Some studies have shown (Anwer et al., 2014) that adult patients with SCI significantly increased their walking speed and distance after completing RAGT for 40-minute sessions twice a day, five days a week, for eight weeks. Other studies have concluded that children can tolerate a maximum of five hours of treatment intensity per day while ensuring that the treatment is rich and can generate sufficient interest for them (Esquenazi & Talaty, 2019). In future studies, based on the above research results, more reasonable trial protocols can be designed according to the tolerance and interests of children with SCI, and in-depth studies on RAGT intervention duration, dose, and other indicators can be conducted to analyse the long-term efficacy of RAGT in children with SCI.

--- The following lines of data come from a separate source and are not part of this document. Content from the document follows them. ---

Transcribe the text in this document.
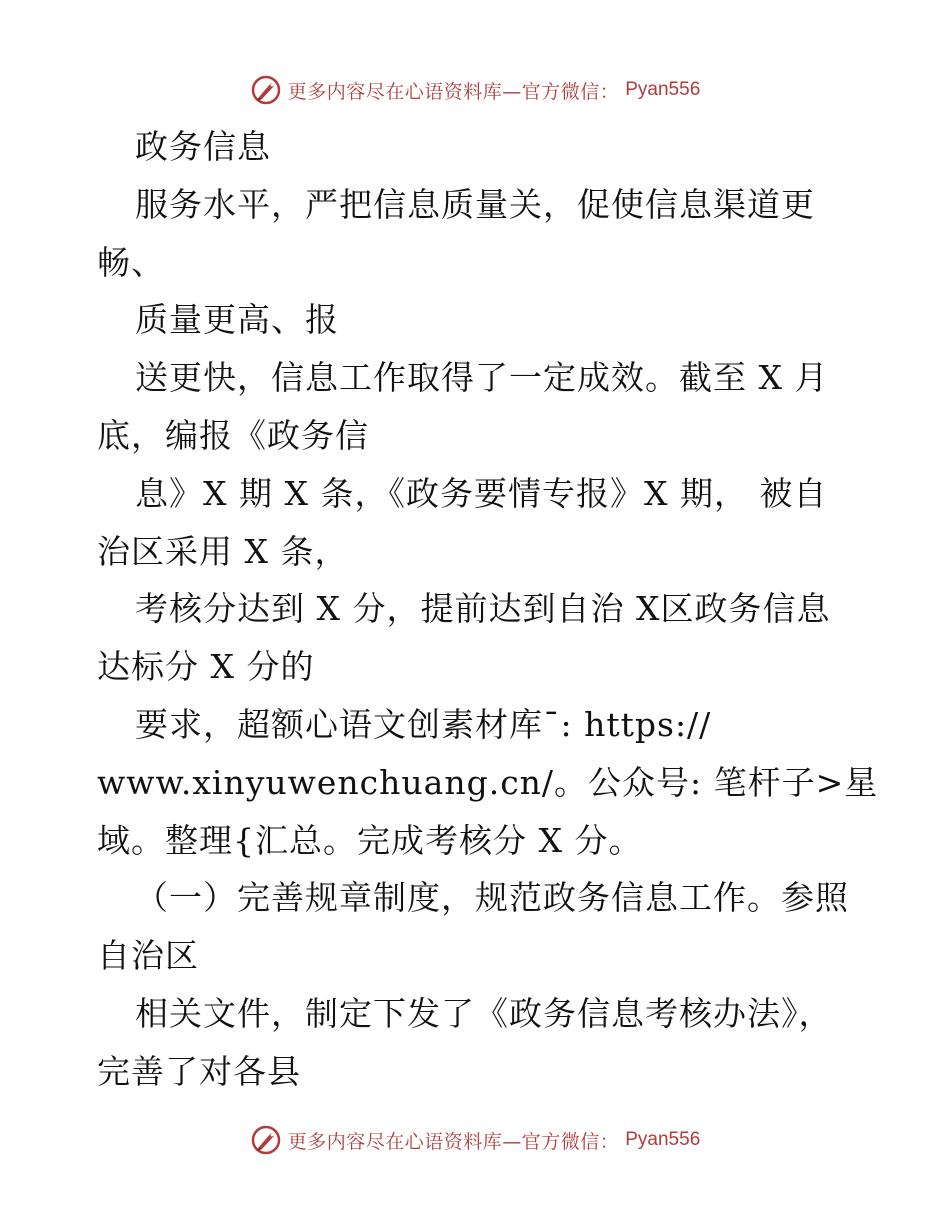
更多内容尽在心语资料库—官方微信： Pyan556
政务信息
服务水平，严把信息质量关，促使信息渠道更
畅、
质量更高、报
送更快，信息工作取得了一定成效。截至 X 月
底，编报《政务信
息》X 期 X 条，《政务要情专报》X 期， 被自
治区采用 X 条，
考核分达到 X 分，提前达到自治 X区政务信息
达标分 X 分的
要求，超额心语文创素材库¯: https://
www.xinyuwenchuang.cn/。公众号: 笔杆子>星
域。整理{汇总。完成考核分 X 分。
（一）完善规章制度，规范政务信息工作。参照
自治区
相关文件，制定下发了《政务信息考核办法》，
完善了对各县
更多内容尽在心语资料库—官方微信： Pyan556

Limitations and Future Directions
Although the present study confirmed significant immediate benefits of RAGT in improving the motor function and walking ability in children with thoracolumbar incomplete SCI, there were some limitations. First, the sample size of this study was small, and the findings may be subject to error. Pilot study details are in the attachment. Second, only children with incomplete SCI in the thoracolumbar segment were included in this study; no studies have been conducted on children with cervical segment injuries. Third, the reliability of the MMT in measuring the lower limb muscles was low and susceptible to the ‘ceiling’ effect, which lacks sensitivity to changes in muscle strength and has poor inter-rater reliability and limited accuracy (Khamis et al., 2018). Therefore, the authors of this study hope to carry out a large-scale, well-designed, multi-centre clinical study in the future to expand the scope of the tested children’s injury plane and conduct a long-term follow-up investigation to further study the effect of RAGT on the recovery of motor function and walking ability in children with incomplete SCI.
Conclusion
RAGT, characterised by high-intensity and repetitive exercise, can significantly improve the immediate motor function and walking ability in children with thoracolumbar incomplete SCI, but its long-term efficacy is not yet proven as superior to conventional physiotherapy. Based on the results of this study, a large sample size and well-designed multi-centre clinical study should be conducted in the future to expand the range of the injury planes of the children tested. It should also include an analysis and comparison of the changes in joint movement trajectories and lower limb EMG signals in children with SCI before and after training and conduct long-term efficacy follow-up investigations to determine the effects of RAGT on the recovery of motor function and walking ability in children with incomplete SCI.
Footnotes
Acknowledgments
The authors have no acknowledgments.
Conflict of interest
None of the authors have any personal, financial, commercial, or academic conflicts of interest to report.
Funding
This study was supported by the Major Project of China Rehabilitation Research Center (No.2018zx-22).